Now, imagine you become aware of a way to help your team level up their skills and knowledge by automating some of the time-consuming, repetitive tasks that slow them down or completely block them from innovating and delivering value. You can encourage your team to do a little bit of research and identify some opportunities to automate and “Opify” these tasks or workflows. They’d have to invest a bit of time to build these automations, but—once built and ready to be ran—these will pay for themselves in a short time.
Tristan Pollock: If you're a team that wants to automate more of your workflows, how can you use Ops collaboratively?
Ruxandra Fediuc: Well, the beauty of building Ops is that Ops are code you can host in a repository and collaborate on with all the other developers on your team, just like you do on all the other internal tools or applications. The Ops Platform handles the team management aspect, as well as the versioning, so anyone qualified can add enhancements and help with any maintenance required. Ops can easily be built collaboratively by a team, not just by individuals.

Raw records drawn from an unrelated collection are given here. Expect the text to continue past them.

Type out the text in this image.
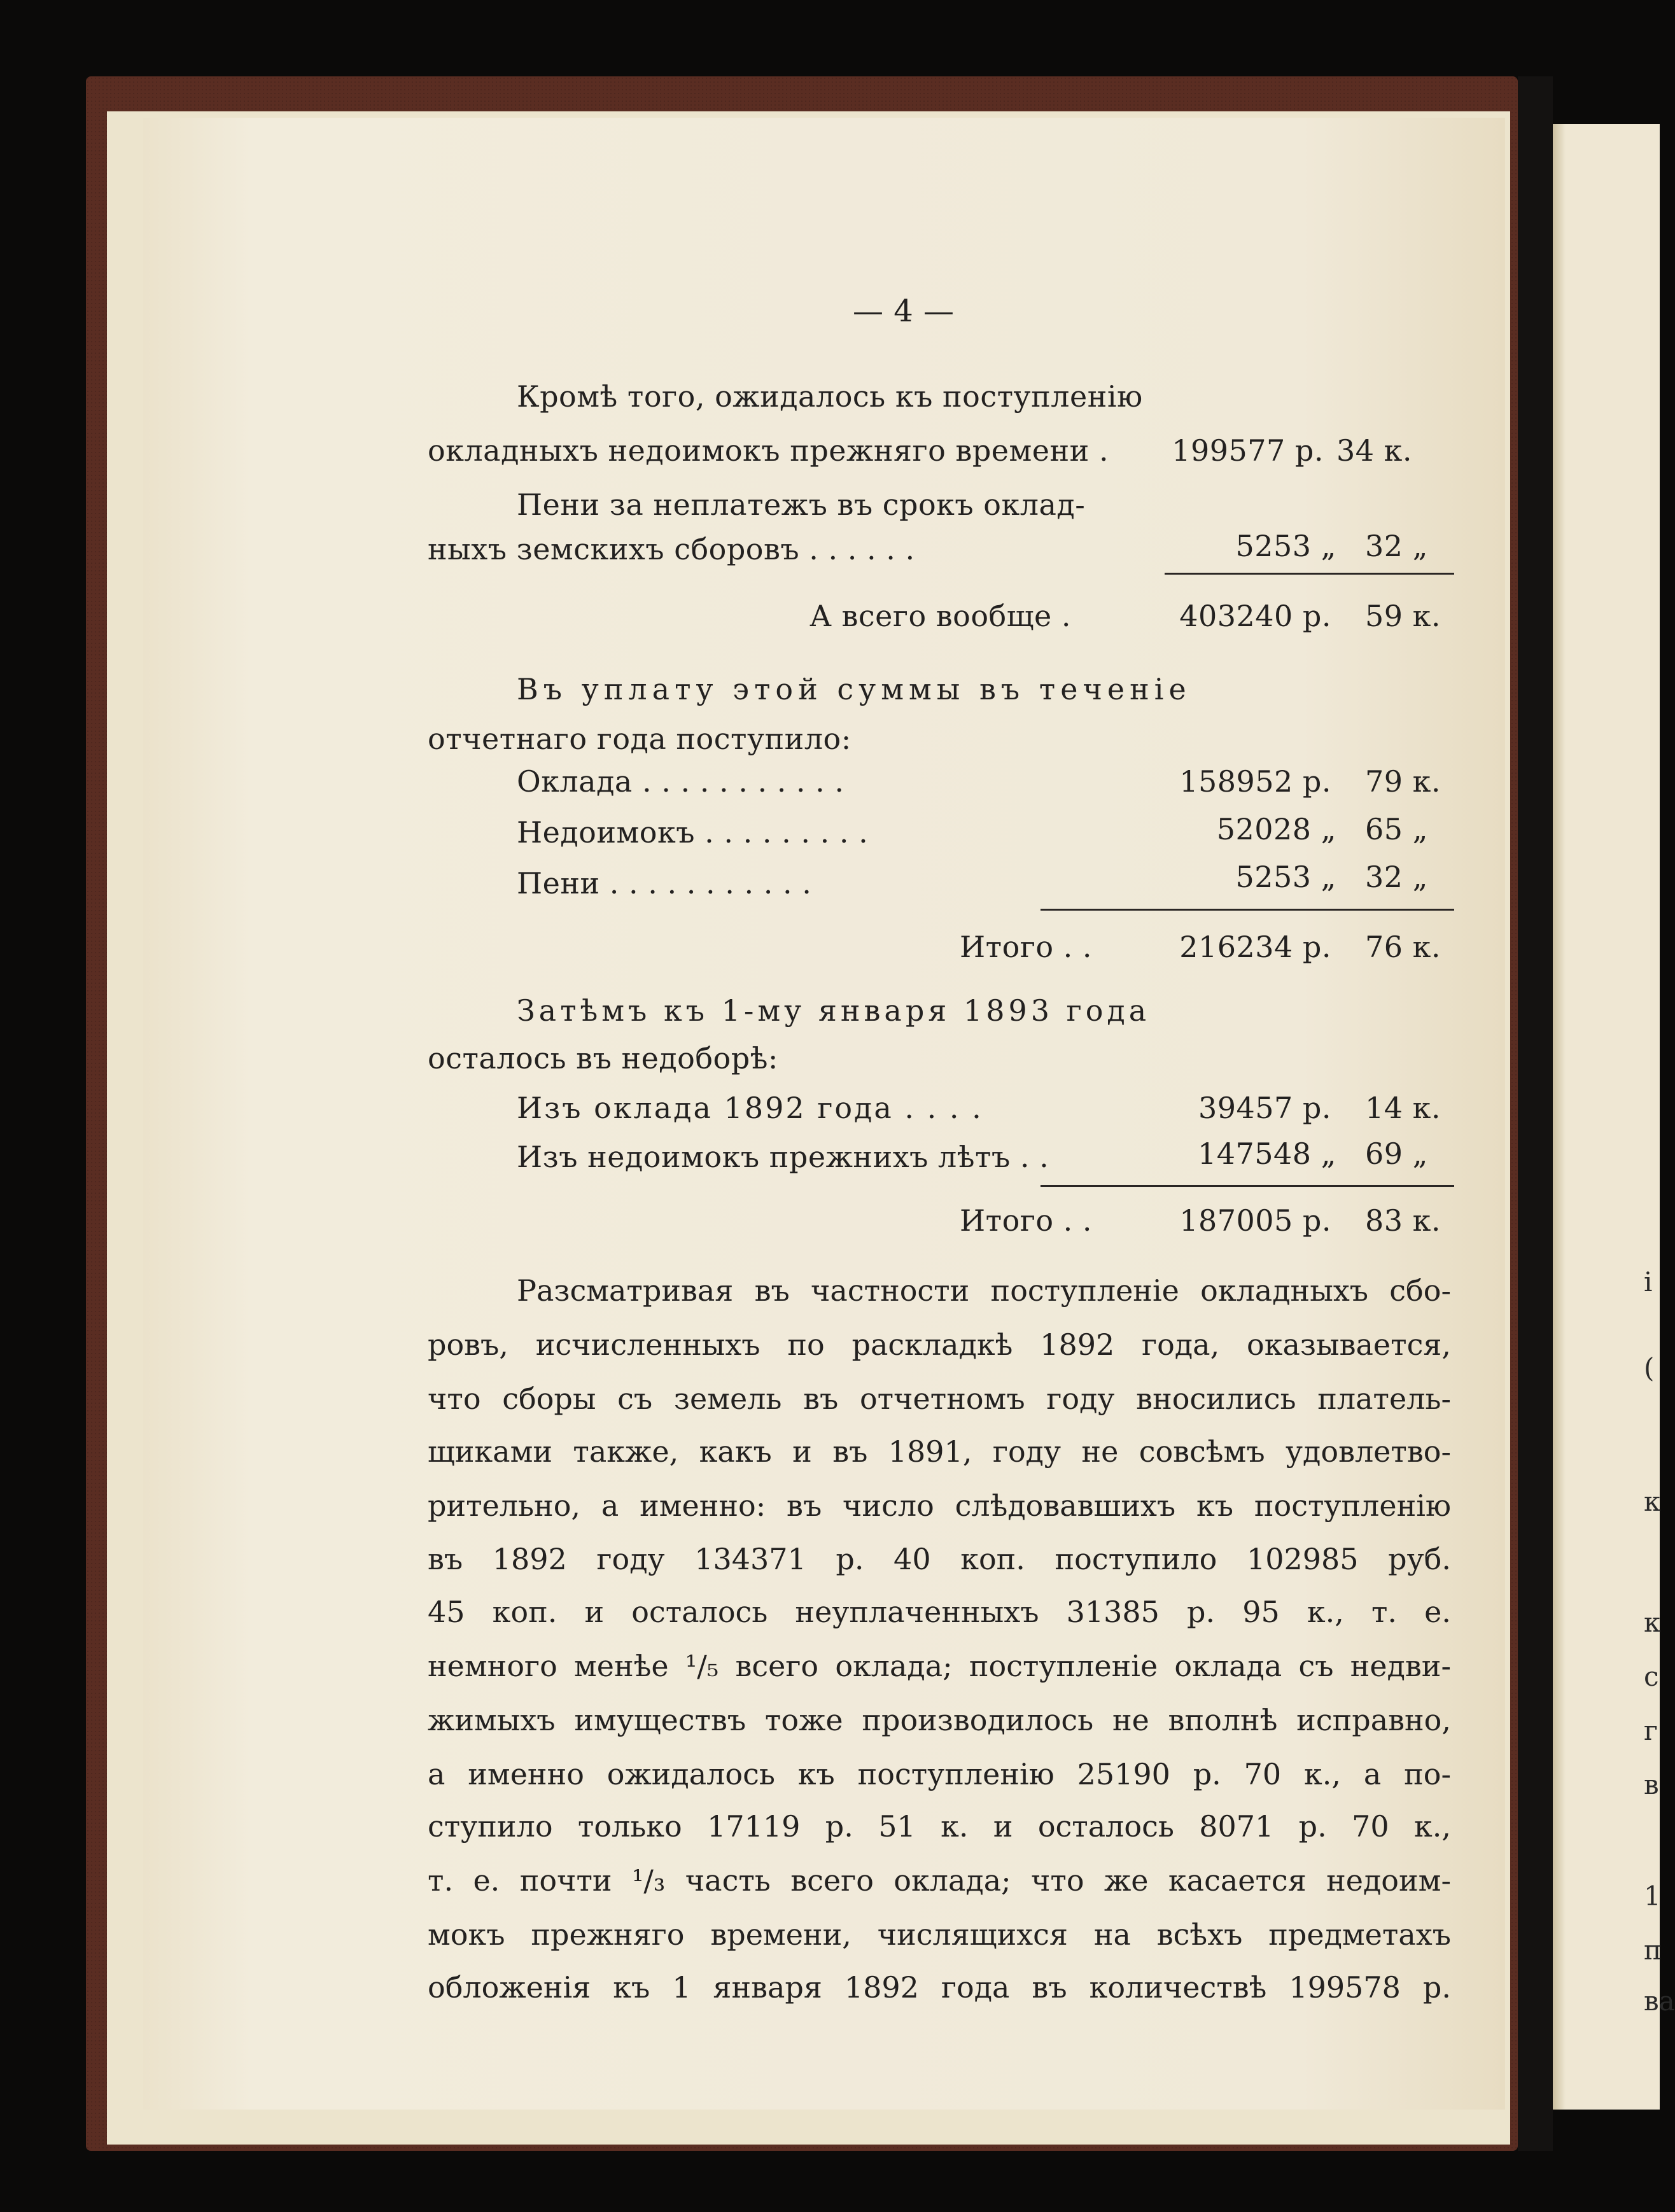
— 4 —
Кромѣ того, ожидалось къ поступленію
окладныхъ недоимокъ прежняго времени . 199577 р. 34 к.
Пени за неплатежъ въ срокъ оклад-
ныхъ земскихъ сборовъ . . . . . .	5253 „ 32 „
А всего вообще .	403240 р. 59 к.
Въ уплату этой суммы въ теченіе
отчетнаго года поступило:
Оклада . . . . . . . . . . .	158952 р. 79 к.
Недоимокъ . . . . . . . . .	52028 „ 65 „
Пени . . . . . . . . . . .	5253 „ 32 „
Итого . .	216234 р. 76 к.
Затѣмъ къ 1-му января 1893 года
осталось въ недоборѣ:
Изъ оклада 1892 года . . . .	39457 р. 14 к.
Изъ недоимокъ прежнихъ лѣтъ . .	147548 „ 69 „
Итого . .	187005 р. 83 к.
Разсматривая въ частности поступленіе окладныхъ сбо-
ровъ, исчисленныхъ по раскладкѣ 1892 года, оказывается,
что сборы съ земель въ отчетномъ году вносились платель-
щиками также, какъ и въ 1891, году не совсѣмъ удовлетво-
рительно, а именно: въ число слѣдовавшихъ къ поступленію
въ 1892 году 134371 р. 40 коп. поступило 102985 руб.
45 коп. и осталось неуплаченныхъ 31385 р. 95 к., т. е.
немного менѣе ¹/₅ всего оклада; поступленіе оклада съ недви-
жимыхъ имуществъ тоже производилось не вполнѣ исправно,
а именно ожидалось къ поступленію 25190 р. 70 к., а по-
ступило только 17119 р. 51 к. и осталось 8071 р. 70 к.,
т. е. почти ¹/₃ часть всего оклада; что же касается недоим-
мокъ прежняго времени, числящихся на всѣхъ предметахъ
обложенія къ 1 января 1892 года въ количествѣ 199578 р.
і
(
к
к
с
г
в
1
п
ва
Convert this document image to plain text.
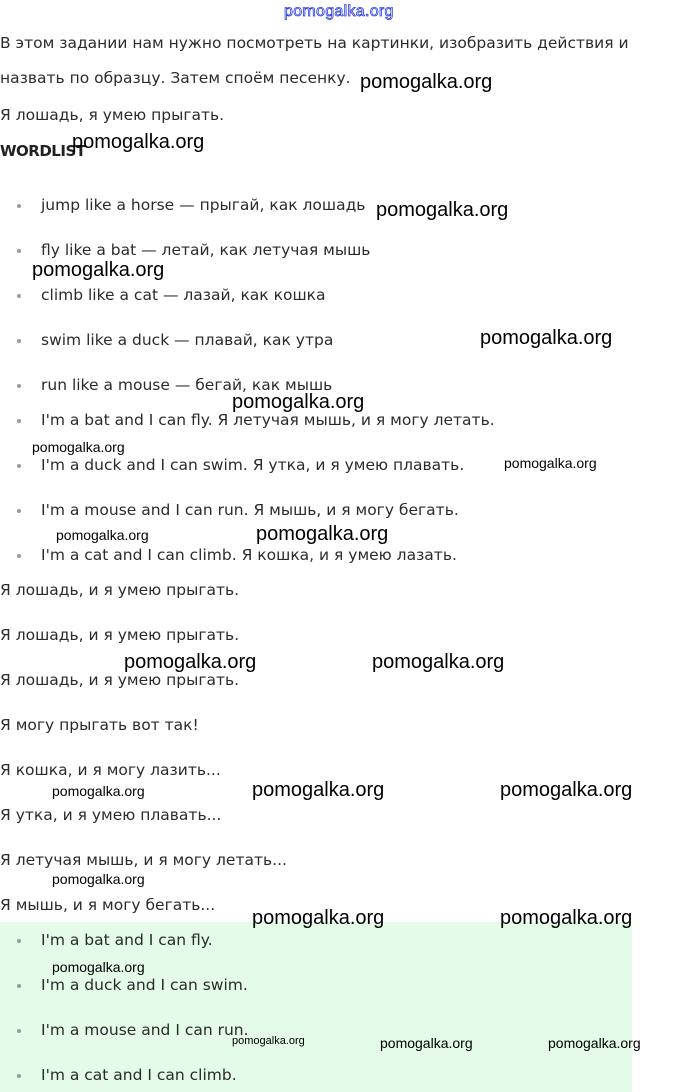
pomogalka.org
В этом задании нам нужно посмотреть на картинки, изобразить действия и назвать по образцу. Затем споём песенку.
Я лошадь, я умею прыгать.
WORDLIST
jump like a horse — прыгай, как лошадь
fly like a bat — летай, как летучая мышь
climb like a cat — лазай, как кошка
swim like a duck — плавай, как утра
run like a mouse — бегай, как мышь
I'm a bat and I can fly. Я летучая мышь, и я могу летать.
I'm a duck and I can swim. Я утка, и я умею плавать.
I'm a mouse and I can run. Я мышь, и я могу бегать.
I'm a cat and I can climb. Я кошка, и я умею лазать.
Я лошадь, и я умею прыгать.
Я лошадь, и я умею прыгать.
Я лошадь, и я умею прыгать.
Я могу прыгать вот так!
Я кошка, и я могу лазить...
Я утка, и я умею плавать...
Я летучая мышь, и я могу летать...
Я мышь, и я могу бегать...
I'm a bat and I can fly.
I'm a duck and I can swim.
I'm a mouse and I can run.
I'm a cat and I can climb.
pomogalka.org
pomogalka.org
pomogalka.org
pomogalka.org
pomogalka.org
pomogalka.org
pomogalka.org
pomogalka.org
pomogalka.org	pomogalka.org
pomogalka.org	pomogalka.org
pomogalka.org	pomogalka.org	pomogalka.org
pomogalka.org
pomogalka.org	pomogalka.org
pomogalka.org
pomogalka.org	pomogalka.org	pomogalka.org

As we discussed a bit earlier, one great aspect of building Ops is that it enables developers and operations staff to take a lot of responsibility off their shoulders and reduce their mental load. All the details one might need to keep in mind as they execute a task or sequence of tasks become code and live inside the Op’s source code, as well as any security, infrastructure standards. Without Ops, we either lock specific tasks in the hands of a few people or rely a lot on trusting that our teammates follow internal documentation and specifications when executing particular tasks. And we depend on manual reviews that often slow down the process, or introduce complex approval flows. With Ops, all of that can be easily automated or simply removed, and the engineering team feels more confident about doing things the right way. Think about creating infrastructure components and how easy it is for someone to configure it incorrectly and introduce vulnerabilities, or accrue unbudgeted costs.
To add to all this, by leveraging tracking inside the Ops for the specific events the team considers significant, the business owners gain valuable insights into how the engineering team is using the tools and platforms they spend on.
Tristan Pollock: Yeah. And you mentioned security. I know there's a secret feature on The Ops Platform. How does that work?
Ruxandra Fediuc: Right! That's probably one of the most powerful features we have and a must if you think about the world of Software Development and DevOps in general. As one interacts with various tools and platforms or builds automations around them, they deal with a lot of sensitive information, such as access tokens, API keys, or various credentials. Most tools require some sort of authentication and authorization management, right? Through our Secrets Management feature, the Ops Platform offers users the option to easily store and access such sensitive information in a secrets store at the team level.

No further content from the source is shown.